Başka divan tanımam davam yolunda Pirim
Pirim kurban olayım! Vah yanarım, eririm..
Yoldaşın olayım bırak, Son Durak’ta inerim
Dost’a varmazsam oradan bil divane giderim
21 Ağustos 2008
Suzan ÇELİK
YALAN
Yalan sarmış alemi misali yılan
Nasıl yaşar Hakk! Yalandan yılan
Er dedim yanıldım söyledi yalan
Bulmaz mı söyle dost ahire kalan
Virandır her yan eylenmiş talan
Ki böyle millete hep olmuş olan
El bizim, sözümüz yadigar kalan
Gafil yor kafan yok mudur molan!
Emanettir emani; olmadı korkulan
Yine olmaz mı birşey; Olacak olan!
Böyle olunur zahir saçını yolan
Ah Sadatın sözüdür gönüle dolan
25 Eylül 2008
Suzan ÇELİK
SOKAKLARIN ÇATISI OLSUN İSTANBUL FETHOLUNSUN
Yıl 1994, aylardan sanki o ay; Fetih temsili yaşanmakta
İstanbul şehremini tanımakta, öte yanda surlar yine halayda;
Fetih sanırsın, kanarsın feryada.. Ya o nedir? Yükselir arşa!

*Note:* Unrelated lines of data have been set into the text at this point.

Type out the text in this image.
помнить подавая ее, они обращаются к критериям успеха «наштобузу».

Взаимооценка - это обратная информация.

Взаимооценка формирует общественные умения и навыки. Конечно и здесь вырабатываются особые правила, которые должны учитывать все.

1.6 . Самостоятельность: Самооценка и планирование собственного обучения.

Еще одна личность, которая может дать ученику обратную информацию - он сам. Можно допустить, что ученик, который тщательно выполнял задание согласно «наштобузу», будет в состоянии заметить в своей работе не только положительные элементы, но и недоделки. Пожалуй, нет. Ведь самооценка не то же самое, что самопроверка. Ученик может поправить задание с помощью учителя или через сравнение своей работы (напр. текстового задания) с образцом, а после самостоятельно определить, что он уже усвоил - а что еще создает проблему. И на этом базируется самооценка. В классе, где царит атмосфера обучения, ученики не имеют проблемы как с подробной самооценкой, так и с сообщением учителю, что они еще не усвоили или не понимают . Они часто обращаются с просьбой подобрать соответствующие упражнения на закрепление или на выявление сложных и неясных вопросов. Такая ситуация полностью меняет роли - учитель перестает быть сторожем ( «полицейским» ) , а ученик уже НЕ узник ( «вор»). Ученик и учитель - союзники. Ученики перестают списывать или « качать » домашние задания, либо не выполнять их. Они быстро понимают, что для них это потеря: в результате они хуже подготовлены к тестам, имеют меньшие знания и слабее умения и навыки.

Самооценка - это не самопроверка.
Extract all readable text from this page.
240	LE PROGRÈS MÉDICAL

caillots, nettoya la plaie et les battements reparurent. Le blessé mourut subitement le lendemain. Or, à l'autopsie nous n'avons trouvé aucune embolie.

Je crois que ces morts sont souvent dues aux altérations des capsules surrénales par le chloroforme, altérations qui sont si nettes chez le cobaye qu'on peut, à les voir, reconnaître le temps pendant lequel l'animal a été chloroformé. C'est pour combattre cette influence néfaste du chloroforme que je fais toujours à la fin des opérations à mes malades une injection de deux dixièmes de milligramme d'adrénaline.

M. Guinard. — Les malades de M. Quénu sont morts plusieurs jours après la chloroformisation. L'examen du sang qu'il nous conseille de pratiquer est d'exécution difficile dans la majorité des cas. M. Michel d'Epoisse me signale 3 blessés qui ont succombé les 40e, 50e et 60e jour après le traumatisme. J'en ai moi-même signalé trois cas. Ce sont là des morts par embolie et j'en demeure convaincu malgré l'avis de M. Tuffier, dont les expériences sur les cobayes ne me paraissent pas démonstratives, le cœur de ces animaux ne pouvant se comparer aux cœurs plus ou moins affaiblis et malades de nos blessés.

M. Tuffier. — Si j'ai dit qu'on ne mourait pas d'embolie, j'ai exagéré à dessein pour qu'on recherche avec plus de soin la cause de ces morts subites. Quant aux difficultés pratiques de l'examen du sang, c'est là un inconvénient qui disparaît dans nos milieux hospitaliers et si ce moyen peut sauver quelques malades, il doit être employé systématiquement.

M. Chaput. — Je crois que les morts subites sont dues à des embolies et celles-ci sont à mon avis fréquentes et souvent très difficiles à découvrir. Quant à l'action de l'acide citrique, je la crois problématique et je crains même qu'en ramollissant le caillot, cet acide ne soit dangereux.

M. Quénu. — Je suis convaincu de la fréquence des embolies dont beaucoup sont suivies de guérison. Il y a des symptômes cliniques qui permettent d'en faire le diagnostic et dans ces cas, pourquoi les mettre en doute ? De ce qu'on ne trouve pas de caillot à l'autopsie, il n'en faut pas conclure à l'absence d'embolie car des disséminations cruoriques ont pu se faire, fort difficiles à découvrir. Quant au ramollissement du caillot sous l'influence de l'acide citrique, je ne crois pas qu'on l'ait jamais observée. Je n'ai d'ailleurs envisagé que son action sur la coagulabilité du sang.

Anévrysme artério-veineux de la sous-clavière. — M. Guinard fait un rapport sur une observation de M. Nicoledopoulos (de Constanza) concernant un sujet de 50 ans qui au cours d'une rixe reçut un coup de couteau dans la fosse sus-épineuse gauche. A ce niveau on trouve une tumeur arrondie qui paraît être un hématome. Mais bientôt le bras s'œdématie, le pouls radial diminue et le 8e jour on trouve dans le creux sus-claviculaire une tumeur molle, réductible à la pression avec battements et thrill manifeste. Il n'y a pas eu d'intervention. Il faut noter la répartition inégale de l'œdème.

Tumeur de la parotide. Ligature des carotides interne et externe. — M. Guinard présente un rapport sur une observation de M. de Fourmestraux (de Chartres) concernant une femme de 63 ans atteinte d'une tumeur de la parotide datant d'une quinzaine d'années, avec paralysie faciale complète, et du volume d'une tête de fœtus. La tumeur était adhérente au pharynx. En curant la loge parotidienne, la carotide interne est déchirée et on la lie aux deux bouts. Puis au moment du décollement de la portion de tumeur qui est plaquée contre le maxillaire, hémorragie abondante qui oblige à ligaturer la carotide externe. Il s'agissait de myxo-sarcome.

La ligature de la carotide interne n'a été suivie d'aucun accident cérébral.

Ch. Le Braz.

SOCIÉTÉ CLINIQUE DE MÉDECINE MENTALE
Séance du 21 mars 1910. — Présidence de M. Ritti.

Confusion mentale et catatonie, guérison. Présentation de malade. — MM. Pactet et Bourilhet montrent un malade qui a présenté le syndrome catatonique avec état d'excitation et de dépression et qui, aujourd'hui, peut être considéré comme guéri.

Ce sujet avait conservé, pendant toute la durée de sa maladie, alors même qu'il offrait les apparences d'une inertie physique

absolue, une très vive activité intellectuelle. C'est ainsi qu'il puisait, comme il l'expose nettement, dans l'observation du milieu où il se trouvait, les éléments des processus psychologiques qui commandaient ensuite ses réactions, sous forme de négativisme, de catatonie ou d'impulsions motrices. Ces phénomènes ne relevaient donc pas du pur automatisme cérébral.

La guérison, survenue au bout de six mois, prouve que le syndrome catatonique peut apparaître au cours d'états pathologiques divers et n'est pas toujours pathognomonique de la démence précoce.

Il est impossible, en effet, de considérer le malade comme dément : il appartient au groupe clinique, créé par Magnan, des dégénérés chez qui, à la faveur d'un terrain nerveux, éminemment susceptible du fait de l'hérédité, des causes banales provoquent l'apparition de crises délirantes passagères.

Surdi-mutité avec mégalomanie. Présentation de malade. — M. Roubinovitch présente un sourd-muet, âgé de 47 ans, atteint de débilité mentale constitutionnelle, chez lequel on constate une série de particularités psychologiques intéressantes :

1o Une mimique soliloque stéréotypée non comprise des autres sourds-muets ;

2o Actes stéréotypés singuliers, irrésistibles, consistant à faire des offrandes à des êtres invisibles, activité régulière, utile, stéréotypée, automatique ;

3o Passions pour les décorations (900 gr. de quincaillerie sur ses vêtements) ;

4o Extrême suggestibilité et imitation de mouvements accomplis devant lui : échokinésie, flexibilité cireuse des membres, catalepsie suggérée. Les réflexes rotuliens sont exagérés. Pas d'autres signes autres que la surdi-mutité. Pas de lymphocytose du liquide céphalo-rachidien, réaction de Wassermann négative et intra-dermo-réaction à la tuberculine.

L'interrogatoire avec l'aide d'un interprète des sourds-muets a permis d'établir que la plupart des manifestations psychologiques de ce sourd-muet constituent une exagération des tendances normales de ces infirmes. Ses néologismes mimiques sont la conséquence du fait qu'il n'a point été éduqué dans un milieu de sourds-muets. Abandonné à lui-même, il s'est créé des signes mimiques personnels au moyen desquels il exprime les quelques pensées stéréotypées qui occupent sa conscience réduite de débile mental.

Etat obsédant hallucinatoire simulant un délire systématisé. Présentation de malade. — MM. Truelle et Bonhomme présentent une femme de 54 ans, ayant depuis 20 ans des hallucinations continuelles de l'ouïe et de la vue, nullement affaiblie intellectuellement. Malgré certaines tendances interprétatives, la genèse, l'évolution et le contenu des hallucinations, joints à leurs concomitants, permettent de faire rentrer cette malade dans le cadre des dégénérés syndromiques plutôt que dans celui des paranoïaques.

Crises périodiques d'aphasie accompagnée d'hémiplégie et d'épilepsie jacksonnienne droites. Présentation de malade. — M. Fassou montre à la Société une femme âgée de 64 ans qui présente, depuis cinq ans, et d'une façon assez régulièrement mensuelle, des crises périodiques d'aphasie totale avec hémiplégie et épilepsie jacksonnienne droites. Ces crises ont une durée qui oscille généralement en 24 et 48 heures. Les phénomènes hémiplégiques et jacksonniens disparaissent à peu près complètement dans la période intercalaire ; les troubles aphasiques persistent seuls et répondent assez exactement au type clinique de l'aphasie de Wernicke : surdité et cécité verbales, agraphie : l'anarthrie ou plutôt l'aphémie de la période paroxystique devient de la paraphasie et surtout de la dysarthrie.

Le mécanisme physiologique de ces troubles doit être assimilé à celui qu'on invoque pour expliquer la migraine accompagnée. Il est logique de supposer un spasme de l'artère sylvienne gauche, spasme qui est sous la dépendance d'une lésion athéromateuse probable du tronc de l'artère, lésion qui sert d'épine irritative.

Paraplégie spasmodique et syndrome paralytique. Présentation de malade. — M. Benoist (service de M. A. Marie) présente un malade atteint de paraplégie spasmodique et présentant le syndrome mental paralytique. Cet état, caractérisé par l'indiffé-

Az ötede bir çocuk! Tünermiş Bizans’ın köhnemiş kovuğuna
Tiner boğmuş beş duyuyu, sorular kaldı havada surlarda
Kör mikrofon! Cevap veremez çocuk; Sorma “Neden Orada?”
Ki mazlumdur.. Ne desin! Bir acı tebessüm dolanır burçlara
Öne çıktı öteki, öfkeyle.. Ve dahi kırgınlıkla;
"Onu büyüklere soracaksın sen! bize değil be abla!"
Git onlara sor hadi, sor! Sor ki çocuk neden sokakta!
A çocuk sağırdır cümlesi, sorsan da bir sormasan da
Surlar örter sırları! Ne dramdır.. Yaşar Ulubatlı bağrında!
Derler zalim Bizans! Çatısız!.. Çatısız öyle surlar da..
Bırak sazı, neşeyi a Gözüm! Maharet semaya çatı çakmakta!
“SOKAKLARIN ÇATISI OLSUN”! İnadına, inadına.. Olmalı mutlaka!
Müjdesi var Resul’ün! Fetih olur her daim! Durma sen de kutla!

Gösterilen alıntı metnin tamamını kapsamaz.